Distinguished Lecture Series

Helsinki Distinguished Lecture Series on Future Information Technology

HIIT is the organiser of the Helsinki Distinguished Lecture Series on Future Information Technology. The focus of this lecture series is on the research challenges and solutions faced by current and future information technology, as seen by internationally leading experts in the field. The lectures are intended to be approachable for people with scientific education in fields other than information technology, whilst at the same time providing information technology experts new viewpoints to their own discipline. The series was launched in 2012, and in 2019 it continued with 5 lectures.

Modeling with Machine Learning: Challenges and Some Solutions

Tommi Jaakkola

MIT Computer Science and Artificial Intelligence Laboratory

January 16th, 2019

Video

Abstract

Machine learning has become an integral part of engineering and sciences. It is rapidly extending the horizon of modeling, offering to accelerate / bypass detailed simulations, create statistical (and causal) linkages and complex inferences about entities whose underlying relations may not yet be well-understood. This broad integration with other disciplines also brings back new machine learning challenges, ushering advances in core capabilities. For example, in the context of molecular design, we need to be able to learn to modify, combine and synthesize highly structured objects (molecules). I will illustrate this with our recent efforts to transform chemistry, especially in terms of forward synthesis (reaction outcome) and targeted molecular optimization (drug design). Another challenge that comes on the heels of complex machine learning approaches is that the resulting solutions can be opaque, difficult to understand and/or verify. Attempts to explain the behavior of complex models after the fact, i.e., after they have been trained, can be unstable and unsatisfactory. I will highlight some of our recent work on self-explaining models where transparency is forced upon the models already as they are being trained. The two parts of the talk mimic some of the overall challenges of delivering broadly applicable, explainable AI.

About the Speaker

Tommi S. Jaakkola is the Thomas Siebel Professor of Electrical Engineering and Computer Science and the Institute for Data, Systems and Society (IDSS) at MIT. He received M.Sc. in theoretical physics from Helsinki University of Technology, Ph.D. from MIT in computational neuroscience, and joined the MIT faculty 1998. His research focuses on both foundational theory as well as applications of machine learning with the goal of delivering algorithms that operate at scale in an efficient, principled, and interpretable manner. The applied side of his work involves multi-faceted recommender, retrieval, or inferential tasks (e.g., biomedical), design and optimization of molecules or reactions for the purpose of drug design, and modeling strategic, game theoretic interactions. He has received many awards for his publications.
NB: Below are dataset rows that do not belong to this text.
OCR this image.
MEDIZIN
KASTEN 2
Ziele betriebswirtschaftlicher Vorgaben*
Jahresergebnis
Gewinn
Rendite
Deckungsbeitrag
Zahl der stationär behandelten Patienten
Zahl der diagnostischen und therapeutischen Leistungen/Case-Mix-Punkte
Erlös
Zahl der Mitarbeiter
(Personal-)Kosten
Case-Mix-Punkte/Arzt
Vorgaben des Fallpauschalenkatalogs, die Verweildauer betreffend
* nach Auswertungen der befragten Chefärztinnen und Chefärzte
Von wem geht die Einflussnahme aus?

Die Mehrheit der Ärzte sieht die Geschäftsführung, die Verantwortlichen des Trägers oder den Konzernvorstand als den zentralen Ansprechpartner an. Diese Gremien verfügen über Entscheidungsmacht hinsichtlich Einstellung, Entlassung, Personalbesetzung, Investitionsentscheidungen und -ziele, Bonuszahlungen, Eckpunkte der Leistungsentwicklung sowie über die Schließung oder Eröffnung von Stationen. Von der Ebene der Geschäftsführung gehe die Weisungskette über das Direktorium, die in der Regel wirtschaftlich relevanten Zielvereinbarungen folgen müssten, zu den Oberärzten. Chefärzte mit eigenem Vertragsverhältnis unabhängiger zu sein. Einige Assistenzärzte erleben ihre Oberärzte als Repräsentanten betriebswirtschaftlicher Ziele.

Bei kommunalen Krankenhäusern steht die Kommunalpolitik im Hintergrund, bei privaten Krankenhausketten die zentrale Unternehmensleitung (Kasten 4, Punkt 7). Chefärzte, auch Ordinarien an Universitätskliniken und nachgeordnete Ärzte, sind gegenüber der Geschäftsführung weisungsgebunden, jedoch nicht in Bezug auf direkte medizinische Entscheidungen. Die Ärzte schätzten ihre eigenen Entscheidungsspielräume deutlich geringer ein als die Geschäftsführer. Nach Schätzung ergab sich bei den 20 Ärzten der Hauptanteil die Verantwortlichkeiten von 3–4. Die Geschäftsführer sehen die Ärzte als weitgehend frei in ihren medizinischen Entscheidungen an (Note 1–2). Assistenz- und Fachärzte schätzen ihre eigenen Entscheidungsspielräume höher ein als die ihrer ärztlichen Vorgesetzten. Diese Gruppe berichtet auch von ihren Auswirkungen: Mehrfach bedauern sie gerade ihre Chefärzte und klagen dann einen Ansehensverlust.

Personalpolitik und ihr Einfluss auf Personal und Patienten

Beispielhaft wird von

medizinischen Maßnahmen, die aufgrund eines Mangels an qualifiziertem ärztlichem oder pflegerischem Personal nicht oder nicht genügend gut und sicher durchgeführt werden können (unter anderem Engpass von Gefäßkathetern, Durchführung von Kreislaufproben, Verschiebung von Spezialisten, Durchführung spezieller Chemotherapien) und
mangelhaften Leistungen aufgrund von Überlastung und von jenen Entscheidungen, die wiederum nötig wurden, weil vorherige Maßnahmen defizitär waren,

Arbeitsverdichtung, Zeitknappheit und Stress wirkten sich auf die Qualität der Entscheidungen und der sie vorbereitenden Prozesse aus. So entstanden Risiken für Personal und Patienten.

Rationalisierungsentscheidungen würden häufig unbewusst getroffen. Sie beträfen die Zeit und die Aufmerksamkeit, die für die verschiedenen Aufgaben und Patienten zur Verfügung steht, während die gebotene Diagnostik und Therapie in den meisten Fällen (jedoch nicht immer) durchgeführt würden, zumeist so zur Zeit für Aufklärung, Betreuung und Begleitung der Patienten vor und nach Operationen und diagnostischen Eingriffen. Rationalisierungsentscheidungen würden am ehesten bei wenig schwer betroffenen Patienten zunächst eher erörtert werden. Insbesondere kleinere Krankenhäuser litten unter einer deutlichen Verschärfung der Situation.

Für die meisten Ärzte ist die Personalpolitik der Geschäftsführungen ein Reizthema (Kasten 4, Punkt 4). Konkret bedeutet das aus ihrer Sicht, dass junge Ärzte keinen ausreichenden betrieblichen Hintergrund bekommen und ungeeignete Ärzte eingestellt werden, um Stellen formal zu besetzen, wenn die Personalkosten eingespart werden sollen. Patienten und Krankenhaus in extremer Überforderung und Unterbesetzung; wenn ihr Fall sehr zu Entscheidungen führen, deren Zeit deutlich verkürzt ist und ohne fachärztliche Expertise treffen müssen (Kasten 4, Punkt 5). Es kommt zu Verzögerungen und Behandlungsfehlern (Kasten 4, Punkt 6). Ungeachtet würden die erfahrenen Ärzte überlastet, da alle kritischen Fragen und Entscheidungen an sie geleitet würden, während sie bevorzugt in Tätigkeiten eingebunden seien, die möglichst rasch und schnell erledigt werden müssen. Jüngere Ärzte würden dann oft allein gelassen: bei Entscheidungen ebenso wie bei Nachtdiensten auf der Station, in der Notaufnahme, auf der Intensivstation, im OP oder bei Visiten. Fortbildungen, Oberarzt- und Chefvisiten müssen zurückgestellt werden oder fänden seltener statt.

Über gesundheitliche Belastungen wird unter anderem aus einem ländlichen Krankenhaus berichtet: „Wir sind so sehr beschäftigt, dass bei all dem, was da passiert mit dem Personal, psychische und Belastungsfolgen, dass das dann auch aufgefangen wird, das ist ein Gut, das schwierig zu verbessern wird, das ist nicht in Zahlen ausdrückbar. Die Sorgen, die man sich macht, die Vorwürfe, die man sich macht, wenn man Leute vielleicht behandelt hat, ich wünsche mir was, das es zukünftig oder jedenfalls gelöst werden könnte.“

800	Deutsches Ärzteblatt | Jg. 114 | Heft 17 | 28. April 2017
Data-Driven Genomic Computing: Making Sense of the Signals from the Genome

Stefano Ceri

Dipartimento di Elettronica, Informazione e Bioingegneria (DEIB), Politecnico di Milano

March 15th, 2019

Video

Abstract

Genomic computing is a new science focused on understanding the functioning of the genome, as a premise to fundamental discoveries in biology and medicine. Next Generation Sequencing (NGS) allows the production of the entire human genome sequence at a current cost of about 1000 US $; many algorithms exist for the extraction of genome features, or “signals”, including peaks (enriched regions), variants (mutated DNA sequences), or gene expression (intensity of transcription activity). The missing gap is a system supporting data integration and exploration, giving a “biological meaning” to the available information; such a system can be used, e.g., for precision medicine, which aims at assigning the best treatment to each patient.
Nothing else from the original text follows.